The inspectors said they were “disappointed” that mid-level CFTC officials found responsible for “mismanagement and dysfunction” last year remain part of the stress-testing program.
The report, released May 31, reserved judgment as to whether new leadership at the CFTC’s clearing and risk division and other changes “prove sufficient to address the deficiencies.”
A CFTC spokesman declined comment.
Earlier problems flagged
An inspector general report last year found that the stress-test model lacks “formal analysis, rule or objective metric” to guide the process. “Greater reliance on formal documentation and a consistent framework” would increase confidence in the program, it said.
The CFTC’s development of stress tests, the February 2018 report said, was set back by more than a year-and-a-half due to “bureaucratic territoriality” exercised by a former senior commission staffer.
He and his Chicago-based aides abruptly “shut down and abandoned” a technical unit’s more effective and independent testing tools, the report said.
The testing approach taken lacked the ability to incorporate widely traded uncleared swaps in a comprehensive model across asset classes, it said.
The Chicago-based staff gave “potentially misleading” communications about the progress and independence of the models to a public 2017 session of the agency’s market-risk advisory committee, the report said.
Many of the allegations were first reported by CFTC whistleblowers and brought to the attention of Chairman Christopher Giancarlo’s top aide in July 2017, an earlier report said.
The CFTC has been trying to develop stress tests to ward off the potential systemic impact of the collapse of a clearinghouse such as CME Group or Intercontinental Exchange.
The agency has conducted two system-wide exercises since 2016 to assess the resilience of the clearing network to unexpected shocks.
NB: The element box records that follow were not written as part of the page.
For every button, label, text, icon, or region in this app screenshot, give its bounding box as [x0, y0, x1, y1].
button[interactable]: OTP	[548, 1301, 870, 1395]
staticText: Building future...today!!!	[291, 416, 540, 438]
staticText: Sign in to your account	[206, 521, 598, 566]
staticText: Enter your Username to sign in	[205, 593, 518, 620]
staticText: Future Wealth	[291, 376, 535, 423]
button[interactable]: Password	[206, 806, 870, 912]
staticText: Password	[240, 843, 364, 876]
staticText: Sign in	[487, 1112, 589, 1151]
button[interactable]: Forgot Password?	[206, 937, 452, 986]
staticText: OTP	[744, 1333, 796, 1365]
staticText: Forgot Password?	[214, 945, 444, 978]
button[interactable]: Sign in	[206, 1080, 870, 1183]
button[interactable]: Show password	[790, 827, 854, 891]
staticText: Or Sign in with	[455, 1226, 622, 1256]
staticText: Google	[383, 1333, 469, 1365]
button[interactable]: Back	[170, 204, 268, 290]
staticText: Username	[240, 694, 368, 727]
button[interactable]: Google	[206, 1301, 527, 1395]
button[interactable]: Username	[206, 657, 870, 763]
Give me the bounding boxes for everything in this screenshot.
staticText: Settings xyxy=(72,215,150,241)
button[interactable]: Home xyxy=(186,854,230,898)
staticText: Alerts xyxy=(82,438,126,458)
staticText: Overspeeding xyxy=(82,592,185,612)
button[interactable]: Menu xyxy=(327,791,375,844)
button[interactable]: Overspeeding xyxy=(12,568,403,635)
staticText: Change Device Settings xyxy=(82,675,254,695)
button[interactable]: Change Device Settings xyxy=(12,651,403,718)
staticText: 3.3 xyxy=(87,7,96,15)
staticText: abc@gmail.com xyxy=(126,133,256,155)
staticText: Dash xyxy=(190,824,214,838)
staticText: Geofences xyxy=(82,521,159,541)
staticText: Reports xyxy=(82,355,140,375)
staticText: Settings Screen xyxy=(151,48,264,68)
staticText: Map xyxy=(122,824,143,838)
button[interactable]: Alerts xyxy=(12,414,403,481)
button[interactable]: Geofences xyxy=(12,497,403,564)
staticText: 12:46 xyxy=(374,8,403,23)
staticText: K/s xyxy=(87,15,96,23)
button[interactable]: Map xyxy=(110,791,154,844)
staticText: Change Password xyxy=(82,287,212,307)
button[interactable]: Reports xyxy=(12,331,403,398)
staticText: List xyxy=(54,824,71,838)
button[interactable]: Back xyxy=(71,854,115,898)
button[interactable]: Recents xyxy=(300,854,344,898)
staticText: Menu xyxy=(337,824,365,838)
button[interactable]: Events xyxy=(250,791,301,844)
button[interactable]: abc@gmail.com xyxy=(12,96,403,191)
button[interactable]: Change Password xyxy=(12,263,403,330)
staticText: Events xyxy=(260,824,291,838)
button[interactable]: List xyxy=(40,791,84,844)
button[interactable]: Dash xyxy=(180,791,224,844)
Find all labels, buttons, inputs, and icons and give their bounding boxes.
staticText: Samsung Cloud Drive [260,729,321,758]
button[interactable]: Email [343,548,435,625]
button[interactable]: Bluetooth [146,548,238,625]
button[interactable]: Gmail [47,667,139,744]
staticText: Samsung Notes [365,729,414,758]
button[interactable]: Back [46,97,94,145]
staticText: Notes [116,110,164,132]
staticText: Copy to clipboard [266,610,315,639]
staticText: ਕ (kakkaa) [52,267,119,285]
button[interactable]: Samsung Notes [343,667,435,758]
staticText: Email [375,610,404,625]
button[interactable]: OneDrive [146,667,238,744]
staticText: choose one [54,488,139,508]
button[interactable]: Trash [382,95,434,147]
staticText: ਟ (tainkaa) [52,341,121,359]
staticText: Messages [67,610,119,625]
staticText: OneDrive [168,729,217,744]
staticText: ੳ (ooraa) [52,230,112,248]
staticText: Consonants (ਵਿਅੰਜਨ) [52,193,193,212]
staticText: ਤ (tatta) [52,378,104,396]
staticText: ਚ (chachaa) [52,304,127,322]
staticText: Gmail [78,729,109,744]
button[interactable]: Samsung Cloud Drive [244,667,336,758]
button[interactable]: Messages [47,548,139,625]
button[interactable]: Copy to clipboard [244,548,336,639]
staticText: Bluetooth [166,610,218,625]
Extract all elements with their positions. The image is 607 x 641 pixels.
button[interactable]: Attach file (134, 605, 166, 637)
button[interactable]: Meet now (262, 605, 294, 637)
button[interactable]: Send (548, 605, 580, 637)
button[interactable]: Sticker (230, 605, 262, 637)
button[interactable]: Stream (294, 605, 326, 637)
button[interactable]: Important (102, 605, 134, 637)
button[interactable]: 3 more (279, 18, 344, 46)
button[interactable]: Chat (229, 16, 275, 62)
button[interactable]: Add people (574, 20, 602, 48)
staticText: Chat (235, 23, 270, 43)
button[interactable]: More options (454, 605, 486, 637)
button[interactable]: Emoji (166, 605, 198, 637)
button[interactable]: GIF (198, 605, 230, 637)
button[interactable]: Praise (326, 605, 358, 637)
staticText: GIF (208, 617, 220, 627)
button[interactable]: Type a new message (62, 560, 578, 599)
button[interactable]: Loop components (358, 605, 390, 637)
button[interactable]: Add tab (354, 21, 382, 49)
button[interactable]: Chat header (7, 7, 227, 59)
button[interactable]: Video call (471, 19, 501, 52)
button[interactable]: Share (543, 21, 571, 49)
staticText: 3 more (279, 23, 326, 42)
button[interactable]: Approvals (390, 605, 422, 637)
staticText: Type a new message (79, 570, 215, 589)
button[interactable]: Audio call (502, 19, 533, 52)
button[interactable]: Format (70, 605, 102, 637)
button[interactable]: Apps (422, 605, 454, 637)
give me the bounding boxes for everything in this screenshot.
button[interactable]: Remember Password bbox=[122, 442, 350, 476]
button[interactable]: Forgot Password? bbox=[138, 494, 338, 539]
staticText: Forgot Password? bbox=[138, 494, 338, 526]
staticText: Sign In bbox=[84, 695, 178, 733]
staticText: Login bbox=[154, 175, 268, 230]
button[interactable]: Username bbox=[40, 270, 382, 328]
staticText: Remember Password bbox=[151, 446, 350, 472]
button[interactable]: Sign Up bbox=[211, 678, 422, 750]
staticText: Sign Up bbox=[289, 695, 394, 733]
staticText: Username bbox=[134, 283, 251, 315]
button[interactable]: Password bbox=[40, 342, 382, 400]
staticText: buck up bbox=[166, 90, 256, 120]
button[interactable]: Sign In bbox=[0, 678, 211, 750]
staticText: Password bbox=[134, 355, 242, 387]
These comprehensive exams are intended to complement stress tests by individual clearinghouses.
The tests covered three clearinghouses and looked at credit and liquidity risks. They didn’t address operational or cybersecurity risks, and were limited in their stress scenarios and products.
Giancarlo has said he expects to step down in mid-July and be replaced by Treasury official Heath Tarbert, who was confirmed by the Senate last week.
In September 2017, the agency got its first permanent clearing and risk chief, Brian Bussey, since October 2014.